Despite fierce opposition from NATO ally Turkey, US President Donald Trump has approved supplying arms to Kurdish YPG fighters to support an operation to retake the Syrian city of Raqqa from the Islamic State group, US officials said on Tuesday.
Ankara views the Kurdish YPG militia fighting within a larger US-backed coalition as the Syrian extension of the Kurdish PKK militant group, which has fought an insurgency in Turkey's southeast since 1984.
Turkey’s Deputy Prime Minister Nurettin Canikli said on Wednesday that the US arming of Kurdish fighters in Syria was 'unacceptable'.
"We cannot accept the presence of terrorist organisations that would threaten the future of the Turkish state ... We hope the US administration will put a stop to this wrong and turn back from it. Such a policy will not be beneficial, you can't be in the same sack as terrorist organisations," Canikli said in an interview with Turkish broadcaster A Haber.
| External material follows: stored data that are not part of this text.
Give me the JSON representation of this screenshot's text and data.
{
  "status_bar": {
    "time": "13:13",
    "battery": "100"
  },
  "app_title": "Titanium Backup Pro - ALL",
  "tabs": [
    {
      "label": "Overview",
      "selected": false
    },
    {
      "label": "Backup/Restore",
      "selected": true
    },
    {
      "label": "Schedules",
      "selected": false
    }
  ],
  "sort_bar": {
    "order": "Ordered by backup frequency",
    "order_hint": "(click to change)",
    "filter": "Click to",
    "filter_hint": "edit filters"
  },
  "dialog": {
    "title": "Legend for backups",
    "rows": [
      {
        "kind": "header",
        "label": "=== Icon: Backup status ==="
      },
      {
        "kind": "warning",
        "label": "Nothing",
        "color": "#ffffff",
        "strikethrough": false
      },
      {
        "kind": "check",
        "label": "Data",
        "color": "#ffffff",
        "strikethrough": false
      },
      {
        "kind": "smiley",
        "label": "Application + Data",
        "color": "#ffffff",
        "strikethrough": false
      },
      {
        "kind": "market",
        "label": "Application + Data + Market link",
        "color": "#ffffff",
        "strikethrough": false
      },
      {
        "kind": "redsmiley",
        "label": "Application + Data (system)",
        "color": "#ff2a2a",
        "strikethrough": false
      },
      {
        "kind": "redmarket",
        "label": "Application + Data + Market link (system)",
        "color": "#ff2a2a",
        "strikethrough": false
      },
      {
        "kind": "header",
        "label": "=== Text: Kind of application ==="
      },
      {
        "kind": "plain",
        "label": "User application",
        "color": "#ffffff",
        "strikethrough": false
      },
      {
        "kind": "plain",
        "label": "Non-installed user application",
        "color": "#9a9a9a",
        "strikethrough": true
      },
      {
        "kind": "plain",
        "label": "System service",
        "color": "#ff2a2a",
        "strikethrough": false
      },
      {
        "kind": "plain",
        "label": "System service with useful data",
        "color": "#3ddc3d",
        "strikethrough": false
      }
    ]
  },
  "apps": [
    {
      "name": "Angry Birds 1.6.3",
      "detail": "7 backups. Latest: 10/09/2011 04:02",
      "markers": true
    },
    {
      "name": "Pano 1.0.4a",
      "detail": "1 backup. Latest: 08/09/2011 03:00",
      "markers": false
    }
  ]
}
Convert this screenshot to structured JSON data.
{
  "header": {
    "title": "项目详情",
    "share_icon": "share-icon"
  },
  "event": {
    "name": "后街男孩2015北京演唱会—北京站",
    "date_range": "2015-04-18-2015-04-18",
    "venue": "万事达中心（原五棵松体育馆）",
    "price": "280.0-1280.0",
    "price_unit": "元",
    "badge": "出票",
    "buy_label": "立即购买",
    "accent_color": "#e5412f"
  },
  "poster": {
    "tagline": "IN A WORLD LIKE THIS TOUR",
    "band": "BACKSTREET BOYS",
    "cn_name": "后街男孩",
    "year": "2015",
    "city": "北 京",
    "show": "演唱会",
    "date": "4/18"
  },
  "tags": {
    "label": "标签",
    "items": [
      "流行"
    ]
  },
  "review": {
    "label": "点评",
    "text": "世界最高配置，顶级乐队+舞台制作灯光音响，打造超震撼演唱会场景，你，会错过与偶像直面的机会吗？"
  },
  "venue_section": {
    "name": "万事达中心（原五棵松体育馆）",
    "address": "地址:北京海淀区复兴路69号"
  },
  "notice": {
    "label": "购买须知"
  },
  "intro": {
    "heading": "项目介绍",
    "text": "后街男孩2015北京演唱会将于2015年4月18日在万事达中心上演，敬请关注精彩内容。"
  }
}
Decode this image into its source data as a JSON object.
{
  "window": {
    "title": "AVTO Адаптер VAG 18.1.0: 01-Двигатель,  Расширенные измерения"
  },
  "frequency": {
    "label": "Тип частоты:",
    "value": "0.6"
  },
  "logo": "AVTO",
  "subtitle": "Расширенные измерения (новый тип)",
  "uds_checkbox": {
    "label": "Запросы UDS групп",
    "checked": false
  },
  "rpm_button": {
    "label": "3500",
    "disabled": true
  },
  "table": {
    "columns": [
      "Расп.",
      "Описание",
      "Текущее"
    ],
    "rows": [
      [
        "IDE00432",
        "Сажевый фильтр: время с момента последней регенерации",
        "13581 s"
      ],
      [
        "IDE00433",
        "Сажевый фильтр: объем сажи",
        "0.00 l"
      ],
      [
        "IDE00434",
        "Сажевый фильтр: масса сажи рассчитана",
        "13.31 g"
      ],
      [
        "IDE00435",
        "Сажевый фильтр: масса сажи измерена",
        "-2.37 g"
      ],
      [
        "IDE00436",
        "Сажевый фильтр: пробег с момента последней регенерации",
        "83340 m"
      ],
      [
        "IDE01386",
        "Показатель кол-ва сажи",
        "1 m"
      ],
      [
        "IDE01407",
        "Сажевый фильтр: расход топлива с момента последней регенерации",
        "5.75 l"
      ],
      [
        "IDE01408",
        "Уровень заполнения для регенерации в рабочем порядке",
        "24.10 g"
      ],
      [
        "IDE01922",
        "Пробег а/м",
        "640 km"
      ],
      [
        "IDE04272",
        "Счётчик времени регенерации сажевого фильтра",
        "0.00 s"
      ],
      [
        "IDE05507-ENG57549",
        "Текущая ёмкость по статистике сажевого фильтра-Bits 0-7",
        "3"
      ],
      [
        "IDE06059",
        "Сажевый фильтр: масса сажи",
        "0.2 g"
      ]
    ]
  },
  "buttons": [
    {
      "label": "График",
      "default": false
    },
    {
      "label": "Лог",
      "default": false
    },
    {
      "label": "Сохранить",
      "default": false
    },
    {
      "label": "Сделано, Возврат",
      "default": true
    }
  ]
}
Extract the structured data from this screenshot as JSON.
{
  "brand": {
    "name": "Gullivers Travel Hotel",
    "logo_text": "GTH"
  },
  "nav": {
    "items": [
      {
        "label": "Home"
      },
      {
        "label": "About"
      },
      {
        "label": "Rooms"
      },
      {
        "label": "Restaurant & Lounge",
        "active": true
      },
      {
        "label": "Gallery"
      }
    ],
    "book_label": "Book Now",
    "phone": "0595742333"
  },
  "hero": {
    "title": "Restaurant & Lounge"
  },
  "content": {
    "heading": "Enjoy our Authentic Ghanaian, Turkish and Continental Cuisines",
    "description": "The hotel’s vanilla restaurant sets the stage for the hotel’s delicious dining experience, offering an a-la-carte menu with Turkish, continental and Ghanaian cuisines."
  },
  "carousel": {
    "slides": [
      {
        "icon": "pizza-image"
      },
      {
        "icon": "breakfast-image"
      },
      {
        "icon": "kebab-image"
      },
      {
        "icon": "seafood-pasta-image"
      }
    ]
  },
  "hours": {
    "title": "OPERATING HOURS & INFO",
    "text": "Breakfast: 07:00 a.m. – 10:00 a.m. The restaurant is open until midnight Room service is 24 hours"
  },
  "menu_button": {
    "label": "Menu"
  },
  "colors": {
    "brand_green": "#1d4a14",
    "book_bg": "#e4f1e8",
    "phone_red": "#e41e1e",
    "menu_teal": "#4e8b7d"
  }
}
The Pentagon sought to stress that it saw arming the Kurdish forces "as necessary to ensure a clear victory" in Raqqa, Islamic State group's de facto capital in Syria and a hub for the terror organisation's attack plots against the West.
"We are keenly aware of the security concerns of our coalition partner Turkey," Pentagon spokeswoman Dana White said in a statement as she traveled in Lithuania with Trump's defense secretary, Jim Mattis.
"We want to reassure the people and government of Turkey that the US is committed to preventing additional security risks and protecting our NATO ally."
The United States has long supplied arms to the Arab components of the so-called Syrian Democratic Forces, which include YPG fighters. White said Washington would still prioritize supplying those Arab fighters within the SDF.
Mattis, speaking before the announcement, sounded upbeat about working through tensions with Ankara when speaking to reporters in Denmark after talks with coalition officials, including from Turkey.
"Our intent is to work with the Turks, alongside one another, to take Raqqa down, and we're going to sort it out and we'll figure out how we're going to do it," Mattis told a news conference.
Ankara had long argued that Washington should switch support for the planned assault on Raqqa from the Kurdish YPG militia to Syrian rebels Turkey has trained and led against Islamic State group for the past year.
But the US administration was skeptical that the Turkish-backed force was large enough or sufficiently trained.
White appeared to allude to that conclusion when she said: "The SDF, partnered with enabling support from US and coalition forces, are the only force on the ground that can successfully seize Raqqa in the near future."
One US official, who spoke on condition of anonymity, did not disclose how soon arms would start being delivered to the Kurdish fighters.
Another US official said the equipment could include small arms, ammunition, machine guns, armored vehicles, and engineering equipment.
Saleh Muslim, co-chair of the Syrian Kurdish PYD party, the YPG’s political affiliate, said the US decision was expected.
"The Raqqa campaign is running in parallel with the international coalition against terrorism. It’s natural that they would provide weapons” to the SDF and the armed groups fighting as part of it," Muslim said.